Based on the decisions in Greenough and Pettus, the Eleventh Circuit reasoned that a plaintiff suing on behalf of a class can be reimbursed for attorneys’ fees and expenses but cannot be “paid a salary or be reimbursed for his personal expenses.” The court went on to reason that the “modern-day incentive award” for class representatives is analogous to a salary, or in Greenough’s terms, payment for “personal services.” The court further noted that modern-day incentive awards present even more risks than the reimbursement disapproved of in Greenough because they are intended not only to compensate class representatives for their time (i.e., as a salary), but also to “promote litigation by providing a prize to be won (i.e., as a bounty)”.

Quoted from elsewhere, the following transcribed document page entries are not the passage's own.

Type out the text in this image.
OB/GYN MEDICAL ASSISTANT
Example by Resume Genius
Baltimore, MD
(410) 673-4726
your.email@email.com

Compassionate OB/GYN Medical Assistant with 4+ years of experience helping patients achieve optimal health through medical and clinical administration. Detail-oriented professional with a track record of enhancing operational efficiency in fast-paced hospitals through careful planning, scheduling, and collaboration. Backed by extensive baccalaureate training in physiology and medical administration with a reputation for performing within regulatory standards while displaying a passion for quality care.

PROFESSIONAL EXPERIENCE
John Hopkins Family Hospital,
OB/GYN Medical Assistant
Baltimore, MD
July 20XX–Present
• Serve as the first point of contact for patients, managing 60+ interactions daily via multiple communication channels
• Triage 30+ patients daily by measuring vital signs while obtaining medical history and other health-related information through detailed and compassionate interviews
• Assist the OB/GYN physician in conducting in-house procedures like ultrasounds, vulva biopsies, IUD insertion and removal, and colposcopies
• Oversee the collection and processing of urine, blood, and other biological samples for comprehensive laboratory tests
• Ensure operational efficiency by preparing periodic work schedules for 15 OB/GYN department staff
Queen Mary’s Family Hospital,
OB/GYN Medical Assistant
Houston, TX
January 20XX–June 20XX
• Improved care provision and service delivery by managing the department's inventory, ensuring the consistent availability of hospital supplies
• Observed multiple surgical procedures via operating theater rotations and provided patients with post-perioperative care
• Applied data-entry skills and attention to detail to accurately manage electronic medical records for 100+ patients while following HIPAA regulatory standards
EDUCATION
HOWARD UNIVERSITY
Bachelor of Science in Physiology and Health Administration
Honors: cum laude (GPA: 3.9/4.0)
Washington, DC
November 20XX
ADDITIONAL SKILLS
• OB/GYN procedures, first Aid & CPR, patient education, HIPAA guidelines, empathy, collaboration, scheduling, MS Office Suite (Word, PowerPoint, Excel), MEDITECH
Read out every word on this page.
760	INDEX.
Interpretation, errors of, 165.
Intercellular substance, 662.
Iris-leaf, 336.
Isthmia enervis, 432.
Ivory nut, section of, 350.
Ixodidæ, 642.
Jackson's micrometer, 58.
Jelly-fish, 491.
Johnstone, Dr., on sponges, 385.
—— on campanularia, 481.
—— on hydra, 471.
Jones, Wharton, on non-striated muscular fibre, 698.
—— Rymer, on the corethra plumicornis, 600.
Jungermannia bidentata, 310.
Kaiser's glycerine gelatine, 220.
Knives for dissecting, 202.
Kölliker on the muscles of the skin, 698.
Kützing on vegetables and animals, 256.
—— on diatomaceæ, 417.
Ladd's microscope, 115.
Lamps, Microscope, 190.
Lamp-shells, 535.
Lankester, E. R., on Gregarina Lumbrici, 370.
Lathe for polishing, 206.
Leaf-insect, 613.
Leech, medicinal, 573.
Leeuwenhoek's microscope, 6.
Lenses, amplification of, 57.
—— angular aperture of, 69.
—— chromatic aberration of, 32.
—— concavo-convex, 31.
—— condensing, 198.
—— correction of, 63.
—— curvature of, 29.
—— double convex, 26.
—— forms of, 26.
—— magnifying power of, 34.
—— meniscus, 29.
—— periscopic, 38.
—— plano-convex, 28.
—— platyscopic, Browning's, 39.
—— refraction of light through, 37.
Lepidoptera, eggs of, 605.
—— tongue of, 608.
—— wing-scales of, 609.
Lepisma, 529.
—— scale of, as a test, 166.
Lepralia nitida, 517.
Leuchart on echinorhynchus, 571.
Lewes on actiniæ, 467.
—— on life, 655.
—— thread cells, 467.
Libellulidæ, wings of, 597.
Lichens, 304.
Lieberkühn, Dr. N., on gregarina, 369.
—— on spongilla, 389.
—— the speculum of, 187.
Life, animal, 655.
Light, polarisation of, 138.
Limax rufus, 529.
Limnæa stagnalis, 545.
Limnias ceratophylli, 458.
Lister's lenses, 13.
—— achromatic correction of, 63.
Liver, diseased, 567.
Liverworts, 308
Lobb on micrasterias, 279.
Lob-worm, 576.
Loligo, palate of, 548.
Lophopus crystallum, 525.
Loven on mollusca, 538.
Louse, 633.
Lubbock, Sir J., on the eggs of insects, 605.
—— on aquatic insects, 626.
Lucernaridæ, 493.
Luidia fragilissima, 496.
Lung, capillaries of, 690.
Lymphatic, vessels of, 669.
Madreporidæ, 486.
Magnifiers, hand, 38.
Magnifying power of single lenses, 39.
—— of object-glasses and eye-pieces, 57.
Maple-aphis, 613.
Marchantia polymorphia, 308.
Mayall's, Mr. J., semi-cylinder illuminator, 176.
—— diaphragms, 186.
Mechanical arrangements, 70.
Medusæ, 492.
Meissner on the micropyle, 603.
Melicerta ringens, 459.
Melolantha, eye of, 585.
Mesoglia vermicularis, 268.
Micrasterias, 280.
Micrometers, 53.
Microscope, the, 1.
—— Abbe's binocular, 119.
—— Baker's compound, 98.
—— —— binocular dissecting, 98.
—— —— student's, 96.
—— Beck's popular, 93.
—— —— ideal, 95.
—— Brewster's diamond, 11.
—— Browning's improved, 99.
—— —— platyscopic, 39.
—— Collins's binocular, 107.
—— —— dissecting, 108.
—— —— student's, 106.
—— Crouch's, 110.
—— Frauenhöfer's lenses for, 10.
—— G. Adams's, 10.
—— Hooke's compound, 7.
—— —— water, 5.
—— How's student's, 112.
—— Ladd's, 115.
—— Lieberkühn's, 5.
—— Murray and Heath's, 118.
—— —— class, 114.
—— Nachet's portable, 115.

In reaching its decision, the Eleventh Circuit rejected the plaintiff’s argument that the Greenough and Pettus decisions pre-dated Rule 23 and were not directed to class representatives. The Eleventh Circuit reasoned that Rule 23 has nothing to say about incentive awards and, therefore, the fact that it post-dates Greenough and Pettus is irrelevant. The Eleventh Circuit also rejected the plaintiff’s argument that incentive awards are routine in class actions, finding that it was “not at liberty to sanction a device or practice, however widespread, that is foreclosed by Supreme Court precedent.”
Of course, the Johnson decision only governs class actions in the Eleventh Circuit—which may very well deter future filings in this circuit in the short term. However, the decision is also likely to spur similar challenges in courts across the country. Whether other appellate courts, or even the Supreme Court, will reach the same decision is impossible to predict. However, it is important for litigants—both plaintiffs and defendants alike—to be aware of the Johnson decision and the potential implications it could have on the future of class actions and class settlements. Indeed, if class incentive awards are broadly condemned nationwide, it could alter the very landscape of class action litigation. This is especially true for low-value consumer class claims, where class representatives have little to gain for their participation in such suits absent the vehicle of the class incentive award. Only time will tell, however, the impact that the Johnson decision will ultimately have on class litigation.